それなのに、家に関する不満は、どうも暮らしに関する物が多い様に思いますが何故でしょうか?

少し強引な解釈になりますが、家は単なる構造物では無く、暮らしのツールと言う面があるからと個人的には思っています。一般にツールと言うものは、人の手で使われる物で、ある目的の為の機能を持つものですが、ツールに問われる事は『使える』と言う事です。

この『使える』と言うのは中々難しくて、機能を詰め込んだだけは使い易いとは限りませんし、余計な機能は使わないばかりか邪魔になる事さえあります。

更に手に持つツールの場合、大きさや重さ、重心といった物まで使い易さに関係してきます。つまりツールの場合、便利な事(機能)と使い易い事は必ずしもイコールでは無く、使えるか使えないかは使う人の主観による部分が大きいと言えると思います。

実は僕らの家づくりの中で、妻から「相手はプロなんだから。」と言う言葉を良く聞きました。個人的には、これがそもそもの間違いと思います。

僕はモノ創りに携わる仕事をしていますが、自分にとって使い易いツールを作ろうとするならば、製作を依頼する相手がどんなに優秀なプロであろうと他力本願ではダメで、自分がどう使いたいのかを相手に正確に伝える事が必須なのです。

ところで個人的に疑問があるのですが、住宅の設計や建築に携わる人で、自身が携わった家に住んでいる人はどれ位いるのでしょうか?

同様に、自身が携わった家に住んでいる人の暮らしについて把握されている人はどれ位いるのでしょうか?素人の勝手な想像で何ら根拠は無いのですが、実はあまり多くは無い気がします。もし仮にそうであれば、「○○が良いと思いますよ。」と勧めていながら、相手にとって何が良いのか本当は分かっていない人が、少なからず居るという事になります。

そう考えると、もし自分の暮らしに合った家を建てたいと考えるならば、必要な事が見えてくるのでは無いでしょうか。

個人的には、施主が素人である事を前提にするならば、施主の暮らしについて考えてくれる相手を見つける事が重要かと思います。

何故なら、もし施主がどう暮らしたいのかイメージしか出来ないと言った場合でも、例えば現在の暮らしを見る等して考えてくれるからです。また、施主が身の丈に会わないような暮らしを考えている場合でも、暮らしを良く見ている相手であれば、適切なアドバイスが出来る筈だからです。

この点、エヌテックさんについては、ブログで日常的に配信されている暮らしについての記事や、常に暮らしについて勉強を欠かしていない事、何よりOB様との関係を見てお任せ出来ると思いました。

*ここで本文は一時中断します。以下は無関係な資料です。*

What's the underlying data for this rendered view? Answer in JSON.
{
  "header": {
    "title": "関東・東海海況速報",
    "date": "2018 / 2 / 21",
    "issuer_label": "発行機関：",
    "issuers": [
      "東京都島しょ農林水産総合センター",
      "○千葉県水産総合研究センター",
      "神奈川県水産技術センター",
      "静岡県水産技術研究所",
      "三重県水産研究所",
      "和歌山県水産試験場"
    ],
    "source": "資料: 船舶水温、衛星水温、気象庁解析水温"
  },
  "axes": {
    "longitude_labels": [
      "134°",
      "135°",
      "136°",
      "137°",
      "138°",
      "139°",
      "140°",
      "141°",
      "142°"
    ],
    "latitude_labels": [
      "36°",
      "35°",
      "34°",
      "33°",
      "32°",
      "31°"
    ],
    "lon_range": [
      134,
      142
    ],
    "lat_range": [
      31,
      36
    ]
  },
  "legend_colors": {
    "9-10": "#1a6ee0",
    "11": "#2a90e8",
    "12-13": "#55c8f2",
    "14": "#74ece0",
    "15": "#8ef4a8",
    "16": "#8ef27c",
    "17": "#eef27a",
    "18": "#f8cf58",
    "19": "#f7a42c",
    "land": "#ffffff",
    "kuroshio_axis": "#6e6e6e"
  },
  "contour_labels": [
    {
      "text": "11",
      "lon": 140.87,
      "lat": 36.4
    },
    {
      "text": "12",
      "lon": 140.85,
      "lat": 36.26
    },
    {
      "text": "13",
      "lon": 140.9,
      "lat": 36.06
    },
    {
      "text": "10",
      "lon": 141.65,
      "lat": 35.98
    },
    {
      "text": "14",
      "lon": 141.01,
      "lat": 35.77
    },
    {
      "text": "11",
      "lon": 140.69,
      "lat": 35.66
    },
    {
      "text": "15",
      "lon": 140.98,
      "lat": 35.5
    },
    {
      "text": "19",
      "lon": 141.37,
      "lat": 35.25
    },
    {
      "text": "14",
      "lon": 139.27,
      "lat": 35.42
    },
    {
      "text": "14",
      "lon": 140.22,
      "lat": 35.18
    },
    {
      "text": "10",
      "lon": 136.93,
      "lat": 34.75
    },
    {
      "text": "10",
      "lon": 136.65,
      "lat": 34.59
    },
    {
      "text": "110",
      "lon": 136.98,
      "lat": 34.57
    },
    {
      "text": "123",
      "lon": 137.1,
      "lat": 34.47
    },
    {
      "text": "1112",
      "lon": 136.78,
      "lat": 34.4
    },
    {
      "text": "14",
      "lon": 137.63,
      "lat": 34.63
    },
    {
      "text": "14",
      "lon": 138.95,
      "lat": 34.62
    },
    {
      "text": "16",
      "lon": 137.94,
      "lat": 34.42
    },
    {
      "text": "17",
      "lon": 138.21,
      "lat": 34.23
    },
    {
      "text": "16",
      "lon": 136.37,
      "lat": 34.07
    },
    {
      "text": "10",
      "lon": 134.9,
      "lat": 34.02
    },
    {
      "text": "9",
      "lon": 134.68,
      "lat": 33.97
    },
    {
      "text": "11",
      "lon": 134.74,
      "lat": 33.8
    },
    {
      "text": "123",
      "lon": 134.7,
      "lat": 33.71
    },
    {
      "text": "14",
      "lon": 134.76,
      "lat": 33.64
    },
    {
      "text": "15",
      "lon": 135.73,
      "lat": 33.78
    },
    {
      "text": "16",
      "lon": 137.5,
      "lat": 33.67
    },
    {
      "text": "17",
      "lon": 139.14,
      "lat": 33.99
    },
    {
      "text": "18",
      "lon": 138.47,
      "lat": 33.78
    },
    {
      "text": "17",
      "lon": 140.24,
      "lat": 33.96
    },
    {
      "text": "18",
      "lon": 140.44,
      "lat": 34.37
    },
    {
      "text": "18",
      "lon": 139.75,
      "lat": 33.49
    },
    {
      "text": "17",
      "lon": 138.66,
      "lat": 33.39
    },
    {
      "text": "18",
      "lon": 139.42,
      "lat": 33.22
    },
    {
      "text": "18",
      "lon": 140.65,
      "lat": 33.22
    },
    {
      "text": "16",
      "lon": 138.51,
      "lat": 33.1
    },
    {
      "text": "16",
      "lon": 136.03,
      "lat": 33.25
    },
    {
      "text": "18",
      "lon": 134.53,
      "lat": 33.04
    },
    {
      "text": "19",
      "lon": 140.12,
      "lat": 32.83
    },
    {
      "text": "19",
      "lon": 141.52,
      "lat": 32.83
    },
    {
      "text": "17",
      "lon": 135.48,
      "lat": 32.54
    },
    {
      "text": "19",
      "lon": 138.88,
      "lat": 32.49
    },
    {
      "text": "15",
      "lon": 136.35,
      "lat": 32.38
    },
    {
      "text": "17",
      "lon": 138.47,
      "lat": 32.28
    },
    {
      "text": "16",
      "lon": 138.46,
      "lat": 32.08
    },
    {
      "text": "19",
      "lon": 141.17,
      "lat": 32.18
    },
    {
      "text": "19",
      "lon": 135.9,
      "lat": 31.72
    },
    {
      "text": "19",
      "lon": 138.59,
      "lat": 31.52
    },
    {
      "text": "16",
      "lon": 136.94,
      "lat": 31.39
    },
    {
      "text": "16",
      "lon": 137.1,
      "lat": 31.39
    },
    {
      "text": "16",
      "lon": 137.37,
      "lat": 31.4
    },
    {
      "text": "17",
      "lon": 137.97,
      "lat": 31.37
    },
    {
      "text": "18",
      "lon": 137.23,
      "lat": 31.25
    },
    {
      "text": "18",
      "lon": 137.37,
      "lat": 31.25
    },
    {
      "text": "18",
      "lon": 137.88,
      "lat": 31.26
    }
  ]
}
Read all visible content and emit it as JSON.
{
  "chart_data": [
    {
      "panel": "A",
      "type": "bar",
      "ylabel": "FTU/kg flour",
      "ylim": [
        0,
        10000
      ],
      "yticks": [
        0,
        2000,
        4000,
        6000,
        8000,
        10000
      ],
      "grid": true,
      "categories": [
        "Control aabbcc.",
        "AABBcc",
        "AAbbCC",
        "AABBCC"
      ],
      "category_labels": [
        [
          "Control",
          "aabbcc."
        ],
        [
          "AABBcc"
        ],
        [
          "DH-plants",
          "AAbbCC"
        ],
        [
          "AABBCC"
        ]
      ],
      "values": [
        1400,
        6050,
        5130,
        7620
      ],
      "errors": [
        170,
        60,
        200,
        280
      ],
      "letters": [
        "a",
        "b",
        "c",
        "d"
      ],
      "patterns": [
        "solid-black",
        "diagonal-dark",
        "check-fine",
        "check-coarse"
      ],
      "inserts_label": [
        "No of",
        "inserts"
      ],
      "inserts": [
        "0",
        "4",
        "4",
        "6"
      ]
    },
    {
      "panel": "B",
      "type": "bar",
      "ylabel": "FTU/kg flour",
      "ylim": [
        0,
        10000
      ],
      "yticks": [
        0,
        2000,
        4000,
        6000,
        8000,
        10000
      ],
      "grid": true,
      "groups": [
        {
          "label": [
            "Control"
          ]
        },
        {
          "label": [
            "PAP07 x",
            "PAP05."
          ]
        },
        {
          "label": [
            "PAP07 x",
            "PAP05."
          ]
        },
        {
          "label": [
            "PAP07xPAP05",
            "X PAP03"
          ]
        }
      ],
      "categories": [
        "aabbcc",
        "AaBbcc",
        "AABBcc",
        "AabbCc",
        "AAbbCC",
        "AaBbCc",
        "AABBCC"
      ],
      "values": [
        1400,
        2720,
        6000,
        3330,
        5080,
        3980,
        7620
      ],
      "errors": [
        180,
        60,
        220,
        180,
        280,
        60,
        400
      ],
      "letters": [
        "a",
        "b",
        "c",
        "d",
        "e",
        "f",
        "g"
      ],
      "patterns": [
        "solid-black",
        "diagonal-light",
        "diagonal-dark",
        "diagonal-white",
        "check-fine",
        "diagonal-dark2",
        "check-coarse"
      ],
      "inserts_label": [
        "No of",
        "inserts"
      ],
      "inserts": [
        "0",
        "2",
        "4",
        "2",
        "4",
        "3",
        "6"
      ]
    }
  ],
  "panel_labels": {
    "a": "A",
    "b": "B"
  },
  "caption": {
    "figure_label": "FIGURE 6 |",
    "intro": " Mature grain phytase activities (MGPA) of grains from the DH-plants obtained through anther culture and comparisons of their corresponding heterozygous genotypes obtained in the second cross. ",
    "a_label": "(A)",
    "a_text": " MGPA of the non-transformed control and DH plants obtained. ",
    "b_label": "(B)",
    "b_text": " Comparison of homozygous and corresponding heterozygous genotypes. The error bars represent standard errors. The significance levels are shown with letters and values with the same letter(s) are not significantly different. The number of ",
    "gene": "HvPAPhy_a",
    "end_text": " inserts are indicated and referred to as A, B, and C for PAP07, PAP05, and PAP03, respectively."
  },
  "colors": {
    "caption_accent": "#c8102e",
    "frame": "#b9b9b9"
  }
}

何故なら口では何とでも言えますが、実際に目に見える行動や、OB様との関係には嘘偽りが無いからです。

もう一つは、信頼できる相手に、自分の考えや価値観、生活習慣等の情報を出来るだけ伝える事だと思います。
これは中々難しいかもしれませんが、自分がどう暮らしたいかについて完璧にイメージする事が出来ない以上、そこを埋めて貰うのに必要な事だと思います。